Some additional information on what you can see in the introduction: After the map, the order of pictures is as follows: 1. wood and maize stalk market in Laska, 2. Baskeet bamboo trumpet trio (Shawayye Tebejje, Worada Geebiro, Biits’o Its’into), 3. dance scene in Saattsa (Adino Dazhani and K’oyaaso Maammo), 4. Wondu Sooddo playing a small bamboo flute, and 5. Babbana Tokkiso playing a moyza-horn.
The music in the background to the introduction is a very popular wedding song (Sibaake Siwaane); the song is performed by Tal’ane Abusho and Mahane Dohanbaabo, who are also shown on the cover of the DVD.

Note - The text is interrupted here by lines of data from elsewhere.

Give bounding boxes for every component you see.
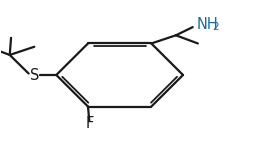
- Text: F: F: [85, 116, 93, 131]
- Text: S: S: [30, 68, 39, 82]
- Text: NH: NH: [197, 17, 218, 32]
- Text: 2: 2: [213, 22, 219, 32]
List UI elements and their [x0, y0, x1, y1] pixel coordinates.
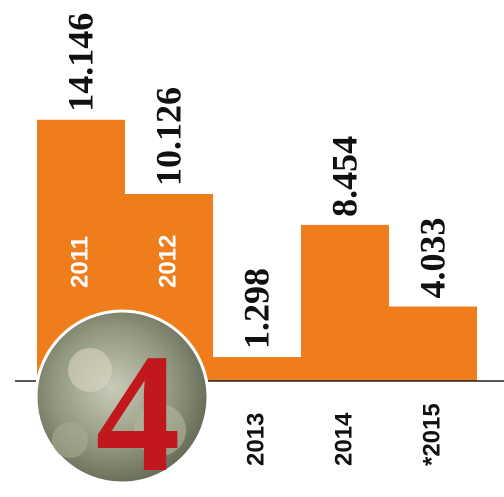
bar	[301, 224, 389, 381]
x-tick-label: 2012	[154, 235, 181, 288]
x-tick-label: 2013	[242, 413, 269, 466]
value-label: 4.033	[412, 218, 452, 299]
svg-text:4: 4	[96, 319, 181, 497]
x-tick-label: *2015	[418, 403, 445, 466]
value-label: 10.126	[148, 87, 188, 186]
coin-decoration: 4	[34, 309, 210, 497]
value-label: 8.454	[324, 136, 364, 217]
x-tick-label: 2014	[330, 412, 357, 466]
value-label: 1.298	[236, 268, 276, 349]
bars	[37, 119, 477, 381]
bar	[389, 306, 477, 381]
labels: 14.146 2011 10.126 2012 1.298 2013 8.454 2014 4.…	[60, 13, 452, 466]
value-label: 14.146	[60, 13, 100, 112]
x-tick-label: 2011	[66, 236, 93, 288]
bar	[213, 357, 301, 381]
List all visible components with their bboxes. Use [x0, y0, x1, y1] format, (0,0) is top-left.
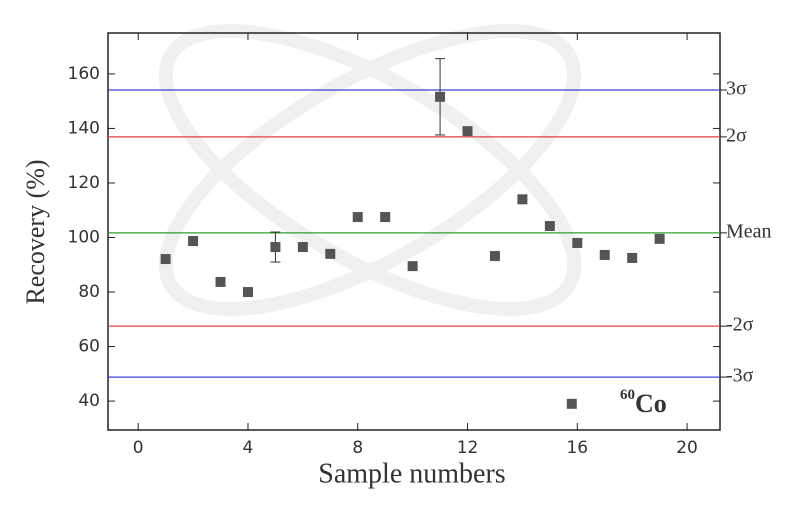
annotation-text: Co — [635, 389, 667, 418]
point — [572, 237, 583, 248]
reference-label: -2σ — [726, 314, 754, 336]
point — [352, 212, 363, 223]
point — [407, 261, 418, 272]
x-tick-label: 12 — [457, 438, 479, 458]
point — [489, 251, 500, 262]
point — [435, 91, 446, 102]
point — [380, 212, 391, 223]
x-tick-label: 20 — [676, 438, 698, 458]
point — [188, 236, 199, 247]
x-tick-label: 16 — [566, 438, 588, 458]
y-axis-title: Recovery (%) — [21, 159, 50, 304]
point — [544, 221, 555, 232]
point — [242, 287, 253, 298]
y-tick-label: 60 — [78, 337, 100, 357]
point — [654, 233, 665, 244]
point — [160, 254, 171, 265]
reference-label: 3σ — [726, 78, 747, 100]
annotation: 60Co — [620, 387, 667, 418]
y-tick-label: 120 — [68, 173, 100, 193]
y-tick-label: 160 — [68, 64, 100, 84]
x-tick-label: 4 — [243, 438, 254, 458]
point — [517, 194, 528, 205]
point — [599, 249, 610, 260]
reference-label: -3σ — [726, 365, 754, 387]
point — [566, 398, 577, 409]
point — [325, 248, 336, 259]
point — [270, 242, 281, 253]
y-tick-label: 100 — [68, 227, 100, 247]
reference-label: Mean — [726, 220, 772, 242]
x-axis-title: Sample numbers — [318, 458, 505, 489]
point — [215, 276, 226, 287]
y-tick-label: 40 — [78, 391, 100, 411]
y-tick-label: 80 — [78, 282, 100, 302]
point — [627, 252, 638, 263]
plot-frame — [107, 32, 721, 431]
reference-label: 2σ — [726, 124, 747, 146]
annotation-sup: 60 — [620, 387, 635, 403]
point — [462, 126, 473, 137]
y-tick-label: 140 — [68, 118, 100, 138]
watermark — [158, 24, 582, 316]
x-tick-label: 8 — [352, 438, 363, 458]
x-tick-label: 0 — [133, 438, 144, 458]
point — [297, 242, 308, 253]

The example clip presented below is also taken from the DVD (I reduced the file size and the resolution quality of the video):
This lyre song is performed by Messele Lipaato (lyre) and Allayo Lanc’o, two cousins from the Awra Soosta-K’äbäle of the Basketo Special Wäräda. Messele Lipaato is one of the most talented and versatile lyre and flute players that I have met in Baskeet.
The popular dance song on the video clip is called Shulshula, which translates as ‘bamboo flute’, probably because it is an adaptation of a flute song to the lyre. Note that Allayo Lanc’o also happens to hold a shulshula-flute in his hand.
Unfortunately, the videos are not yet subtitled and only accessible to Baskeet speakers, who are thus the primary addressees of this DVD. In their Shulshula-song, Messele and Allayo speak about the geographical environment they live in and they present themselves in relation to their close and extended relatives and friends. In a paragraph towards the end of the song, Messele also bemoans the fact that in these times of rapid Prostestantisation* musicians like him are just written off as “crazy” and “drunkards”.
Two characteristic features of Baskeet performances can also be detected in this non-typical staged performance: The exclamation Saadda! ‘To the ground!’ is repeatedly used to encourage the (imagined) listeners to dance. The baboon-like cry, which is heard at 5min32 and 6min50, is a typical cry of encouragement at any Baskeet group event (dances, funeral procession, cooperative work).
Finally, a word on the unusual stripy background in front of which the video was produced: I found it very difficult to find an easily accessible, quiet and not too echoey place for my recordings. Most of the videos were made in the Office of Culture, Information and Tourism in Lower Laska, because it is a guarded compound and is located far from mills with chugging diesel engines, eateries with blaring music and churches broadcasting sermons via loudspeakers. However, in the early mornings and during power outages (which silenced the constant stream of Pentecostalist pop music from the eatery next door), I could also make some videos in the little room where I lived and worked. This had the advantage of not having to carry my equipment around, not having to instruct the musicians where to meet me, being able to keep myself busy while waiting for an appointment and, most importantly, obtaining better sound because the mud walls of my room produced no echoes.
However, the room was tiny and I had to squeeze the musicians into one corner and myself into another:
And as you can clearly see, the little room had another major drawback. When I moved into it, I had the walls covered with sackcloth (rather than Emirati or Chinese newspapers) and the only sackcloth design available in town was the stripy one that you can see on the video above (and, unfortunately, on many other videos as well).
Anyway, these are my first (admittedly very amateurish!) video-recordings. They leave much room for future improvements. They may not (yet) be very appealing to people outside Baskeet (the subtitling is planned for the end of the year) but I am quite sure that they will be appreciated by the community.